Alan and I walked into this unfamiliar area, so unsure, so scared and so uncomfortable, but i still remember the very biggest feeling was fear... I had struggled with my body to get the kidney going and now I had to work out my drugs, side effects, swollen legs from fluid retention, watch myself for signs of rejection weight increase, and now map my own observations and wait and see a dr every day.. I remember the first day was so horrible and as I have discovered about myself..Mary the confident is only confident in familiar surrindings and situations. This was all almost too much for me..
It is also at this point here that I must mention that 'Alan' seems to have honourary place as one of the 'guys' as he was with me the whole time. Without his constant support, love and encouragement I doubt I could have done it..but combine it with him and these other 'guys' you have a great support network..
But that very first day, Craig and Cecil just tried so hard tp show me the ropes, show me what to do, to try and relax me joke with me and help me to relax. They also had stuff going on for them but they made light of it and it helped me to become much more comfortable (never used to) this awful place.
It was only about 5 days later that Syreeta arrived and I saw it happen all over again.. this time I like to think that maybe I too was able to help her, although I was probably still a basket case..
Those loong weeks at the hospital and then finally at the 'arts' building (where you only went every 2nd day (YAY) became our normal life for 7 weeks. Yes every morning we spent time, talking, laughing and helping each other. We breakfasted at "the blind shop" (run by the royal blind society and affectionatly known as the blind shop every day..bacon and egg sandwiches coffee it was all good..and it was one of the rare highlights of those times..
So today was great. It is always good to catch up with these amazing people. Not time nor distance can ever change their importance in my life. I love them and they are beautiful people. I said to Alan on the way home..we are 4 people who under different circumstances we would never meet and possibly never be friends but because of the circumstances of life and the timing of God in this saga, we were thrown together and will always be close..

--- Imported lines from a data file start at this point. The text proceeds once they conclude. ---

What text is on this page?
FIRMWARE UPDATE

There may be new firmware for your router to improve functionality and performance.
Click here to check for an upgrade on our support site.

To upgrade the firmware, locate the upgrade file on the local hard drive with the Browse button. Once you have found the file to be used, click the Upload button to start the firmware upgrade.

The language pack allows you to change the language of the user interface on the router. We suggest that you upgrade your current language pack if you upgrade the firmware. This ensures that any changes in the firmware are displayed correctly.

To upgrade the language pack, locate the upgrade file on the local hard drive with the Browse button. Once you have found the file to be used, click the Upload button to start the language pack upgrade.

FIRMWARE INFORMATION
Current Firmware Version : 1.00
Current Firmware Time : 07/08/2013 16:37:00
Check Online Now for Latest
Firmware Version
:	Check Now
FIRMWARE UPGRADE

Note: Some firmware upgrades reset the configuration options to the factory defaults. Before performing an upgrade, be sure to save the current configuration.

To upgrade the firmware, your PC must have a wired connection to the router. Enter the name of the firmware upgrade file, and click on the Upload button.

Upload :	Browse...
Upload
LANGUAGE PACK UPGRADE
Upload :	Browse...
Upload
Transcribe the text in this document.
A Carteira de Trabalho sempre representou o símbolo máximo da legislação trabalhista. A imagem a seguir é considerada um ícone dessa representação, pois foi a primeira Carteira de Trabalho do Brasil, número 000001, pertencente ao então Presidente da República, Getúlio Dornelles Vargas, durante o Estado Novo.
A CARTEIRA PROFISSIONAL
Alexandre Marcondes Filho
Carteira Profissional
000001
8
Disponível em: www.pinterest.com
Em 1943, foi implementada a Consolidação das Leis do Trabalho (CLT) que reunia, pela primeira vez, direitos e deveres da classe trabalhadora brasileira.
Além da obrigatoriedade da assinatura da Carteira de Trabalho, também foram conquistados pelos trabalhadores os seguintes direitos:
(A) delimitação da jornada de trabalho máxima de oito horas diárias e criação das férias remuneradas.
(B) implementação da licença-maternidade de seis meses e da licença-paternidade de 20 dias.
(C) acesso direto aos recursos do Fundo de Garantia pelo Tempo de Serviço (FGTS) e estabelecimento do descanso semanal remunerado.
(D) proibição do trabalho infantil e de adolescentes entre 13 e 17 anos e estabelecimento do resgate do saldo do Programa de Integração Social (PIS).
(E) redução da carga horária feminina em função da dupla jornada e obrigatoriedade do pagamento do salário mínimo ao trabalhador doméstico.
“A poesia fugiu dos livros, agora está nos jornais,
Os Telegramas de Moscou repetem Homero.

Cecil Salmon...or better known as Dr Cecil..He does moonlight as a solicitos though in his spare time..will tell you that you should eat KFC at least twice a week. Good for creatinine levels and drink beer..also loves his golf.. Currently on 3 mg of tacrolimus a day
Craig Pretaurius... Craig is a bit shy of the camera, but I did manage to get a shot...even though he tried to rip the camera out of my hands..Craig works with John Deere and we rely on him for our food advice and look at him as some guru of eating out. He still makes us laugh at tales of his "stent" (sorry Craig..is funny and i know it wasn't) and also not in the tacrolimus contest as he is still on cyclosporon..the nasty tablets that stink and would make me gag, whilst I was on them.
Syreeta Faalogo..Syreeta is beautiful. She was a saviour to me as I was surronded by guys and so when she came along it was so good. She works with singapore airlines at the airport and now has the perfect cahanc eto get to the DFO often..in fact I believe they know her by name there now.
Mary Tyson..This is me. Work at Lismore library Happy to be with my buddies, currently winning the lowest tacrolimus level...1mg a day..O YEAH!!
So that is it, A quick walk down memory lane. We discussed today about dialysis and none of us know how we did it..I know it was Gods grace,,a horrid road..but one we hope and pray never to walk down again..
Just a funny picture AJ took...yep quickly checking no-one is watching as I slip the boy some money!!!